2 hari sejak kemoterapi benar-benar membuat Sohee dan Nyonya Kim tertekan, Sohee sampai merelakan sekolahnya, meminta Nyonya Kim untuk membuat surat ijin tidak masuk sekolah untuknya. Mereka berdua menginap di rumah sakit karena tidak ingin meninggalkan Jaejong sendirian barang sedetikpun, lebih tepatnya tidak ingin melewatkan momen andai saja....di antara waktu itu adalah saat terakhir Jaejong...

Tuan Kim mulai merasa cemas ketika istrinya tidak kunjung pulang ke rumah selama 2 malam. Dia juga tidak bisa menghubungi istrinya karena tidak pernah memberinya alat komunikasi. Tuan Kim mulai menyesali keputusannya itu sekarang. Dia tidak tahu apakah istrinya baik-baik saja di luar sana, tapi dia yakin istrinya masih berada di rumah sakit. Dia bisa saja menghubungi Sohee untuk bertanya, tapi ego dan harga dirinya melarang. Akhirnya Tuan Kim memutuskan untuk bertanya kepada satu-satunya orang yang pasti tahu mengenai situasi saat ini.

"Halo, Dokter Park.."
Beruntung istrinya meninggalkan kartu nama Dokter Park malam itu, sehingga Tuan Kim bisa menghubunginya.
.
.
.
.
.
.
.
.
.
.
.
.
.
Tuan Kim menatap putranya yang terbaring di ruang ICU, dia langsung menuju ke Rumah Sakit setelah mendengar penjelasan mengenai kondisi Jaejong melalui telepon. Tuan Kim hanya berani mengintip dari luar karena Sohee dan istrinya ada di dalam. Seharusnya hanya diperbolehkan 1 orang pengunjung di dalam ruang ICU, tapi Dokter Park memberi Jaejong pengecualian karena ini adalah masa-masa kritisnya, atau bisa jadi juga saat-saat terakhirnya..

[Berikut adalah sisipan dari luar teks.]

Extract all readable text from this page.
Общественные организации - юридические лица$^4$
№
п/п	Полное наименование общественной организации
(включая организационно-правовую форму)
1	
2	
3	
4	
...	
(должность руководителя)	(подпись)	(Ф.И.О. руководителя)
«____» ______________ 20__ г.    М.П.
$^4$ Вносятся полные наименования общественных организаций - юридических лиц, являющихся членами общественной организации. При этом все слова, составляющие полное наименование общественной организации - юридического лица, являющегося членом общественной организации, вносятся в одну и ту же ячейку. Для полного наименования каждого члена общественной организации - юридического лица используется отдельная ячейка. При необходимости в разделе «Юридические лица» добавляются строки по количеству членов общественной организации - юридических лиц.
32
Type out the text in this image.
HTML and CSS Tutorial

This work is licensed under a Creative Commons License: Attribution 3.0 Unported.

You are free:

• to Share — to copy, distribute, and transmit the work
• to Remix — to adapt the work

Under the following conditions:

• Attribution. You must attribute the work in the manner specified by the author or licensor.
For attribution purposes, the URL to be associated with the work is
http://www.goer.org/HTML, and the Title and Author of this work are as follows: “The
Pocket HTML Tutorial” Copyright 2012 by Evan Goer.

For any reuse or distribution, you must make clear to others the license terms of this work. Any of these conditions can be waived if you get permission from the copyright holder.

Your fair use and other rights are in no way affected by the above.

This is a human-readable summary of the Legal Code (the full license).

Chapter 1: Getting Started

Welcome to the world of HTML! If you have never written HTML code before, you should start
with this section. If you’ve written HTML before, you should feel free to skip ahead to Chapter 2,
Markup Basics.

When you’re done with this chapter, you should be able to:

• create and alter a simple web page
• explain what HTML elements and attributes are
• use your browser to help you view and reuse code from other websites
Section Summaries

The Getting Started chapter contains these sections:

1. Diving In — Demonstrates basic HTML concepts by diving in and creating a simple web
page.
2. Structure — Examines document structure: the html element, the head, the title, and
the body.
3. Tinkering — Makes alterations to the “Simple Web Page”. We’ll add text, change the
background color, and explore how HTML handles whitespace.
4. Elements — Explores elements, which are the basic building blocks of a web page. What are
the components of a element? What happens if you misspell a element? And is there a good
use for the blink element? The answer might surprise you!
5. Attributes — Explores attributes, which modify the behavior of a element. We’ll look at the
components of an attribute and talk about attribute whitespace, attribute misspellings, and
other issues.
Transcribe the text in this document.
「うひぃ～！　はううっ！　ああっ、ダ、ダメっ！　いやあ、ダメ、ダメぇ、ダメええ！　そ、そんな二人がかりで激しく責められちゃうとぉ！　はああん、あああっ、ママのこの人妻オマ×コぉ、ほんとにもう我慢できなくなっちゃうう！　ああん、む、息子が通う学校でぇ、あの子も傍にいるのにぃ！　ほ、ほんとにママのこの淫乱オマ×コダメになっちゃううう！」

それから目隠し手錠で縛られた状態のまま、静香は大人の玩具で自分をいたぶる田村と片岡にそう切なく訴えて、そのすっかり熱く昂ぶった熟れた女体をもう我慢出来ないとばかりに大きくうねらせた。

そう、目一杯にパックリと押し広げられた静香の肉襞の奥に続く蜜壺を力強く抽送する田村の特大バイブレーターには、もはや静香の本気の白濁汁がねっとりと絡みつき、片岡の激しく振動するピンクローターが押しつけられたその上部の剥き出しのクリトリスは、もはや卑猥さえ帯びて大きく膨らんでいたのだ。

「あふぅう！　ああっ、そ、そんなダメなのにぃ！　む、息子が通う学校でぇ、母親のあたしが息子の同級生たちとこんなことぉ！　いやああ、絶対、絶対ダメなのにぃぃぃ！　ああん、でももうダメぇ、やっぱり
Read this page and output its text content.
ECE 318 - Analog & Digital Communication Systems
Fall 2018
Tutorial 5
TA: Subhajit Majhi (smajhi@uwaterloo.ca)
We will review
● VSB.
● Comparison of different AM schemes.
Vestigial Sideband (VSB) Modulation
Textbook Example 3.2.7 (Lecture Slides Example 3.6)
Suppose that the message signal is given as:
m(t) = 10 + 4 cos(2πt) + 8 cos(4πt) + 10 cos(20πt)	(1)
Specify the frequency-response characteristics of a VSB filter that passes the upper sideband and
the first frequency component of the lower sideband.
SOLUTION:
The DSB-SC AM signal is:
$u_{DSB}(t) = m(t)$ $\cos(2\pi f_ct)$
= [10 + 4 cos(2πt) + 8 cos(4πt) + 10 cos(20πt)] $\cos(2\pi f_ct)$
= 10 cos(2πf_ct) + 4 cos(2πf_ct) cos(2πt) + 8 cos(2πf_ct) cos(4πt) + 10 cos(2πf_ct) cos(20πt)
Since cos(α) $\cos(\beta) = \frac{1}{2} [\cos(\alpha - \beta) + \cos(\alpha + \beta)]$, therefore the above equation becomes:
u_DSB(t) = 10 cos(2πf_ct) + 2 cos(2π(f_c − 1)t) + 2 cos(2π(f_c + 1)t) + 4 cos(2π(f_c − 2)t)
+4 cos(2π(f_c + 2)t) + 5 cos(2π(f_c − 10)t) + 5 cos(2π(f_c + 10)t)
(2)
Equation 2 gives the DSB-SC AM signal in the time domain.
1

"Anda yakin tidak ingin menemuinya?"
Sapa Dokter Park.

Tuan Kim menggeleng.
"Aku hanya punya satu keperluan untuk diselesaikan."

"Mn. Kalau begitu, mari."
Dokter Park membawa Tuan Kim untuk pergi bersamanya.

-------------------------

Pada hari ketiga masa kritis Jaejong, Dokter Park memanggil Sohee dan Nyonya Kim untuk mendiskusikan beberapa hal.

"Aku memiliki kabar baik dan kabar buruk. Yang mana dulu yang ingin kalian dengar?"

Sohee dan Nyonya Kim saling berpandangan. Mereka sepakat untuk mendengarkan kabar baik dulu.

"Baiklah, kabar baiknya, kita menemukan pendonor yang memenuhi kriteria."

Sohee dan Nyonya Kim sontak menangis bahagia, benar-benar sebuah harapan hidup untuk Jaejong. Dokter Park pun ikut tersenyum lega ketika mengatakannya.

"Tapi, kabar buruknya, kecocokan pendonor itu ada di tingkat minimal, yaitu hanya 75%. Semakin rendah tingkat kecocokan, resiko pasca transplantasinya juga akan semakin besar. Jadi.. bagaimana? Apakah kalian ingin melakukan transplantasi menggunakan donor tersebut atau menunggu donor lain dengan resiko yang lebih kecil?"

"Re..resiko apa yang bisa terjadi?"

"Paling buruk tentu saja kematian. Banyak komplikasi yang bisa terjadi, infeksi dan disfungsi sistem organ karena penolakan adalah yang paling sering terjadi. Persentase keberhasilan pada level kecocokan ini adalah 65%. Jadi, jika kita menggunakan donor dengan tingkat kecocokan 75% ini, 65% kemungkinan Jaejong akan selamat, dan 35% kemungkinan Jaejong tidak selamat. Silakan, semua keputusan ada di tangan kalian."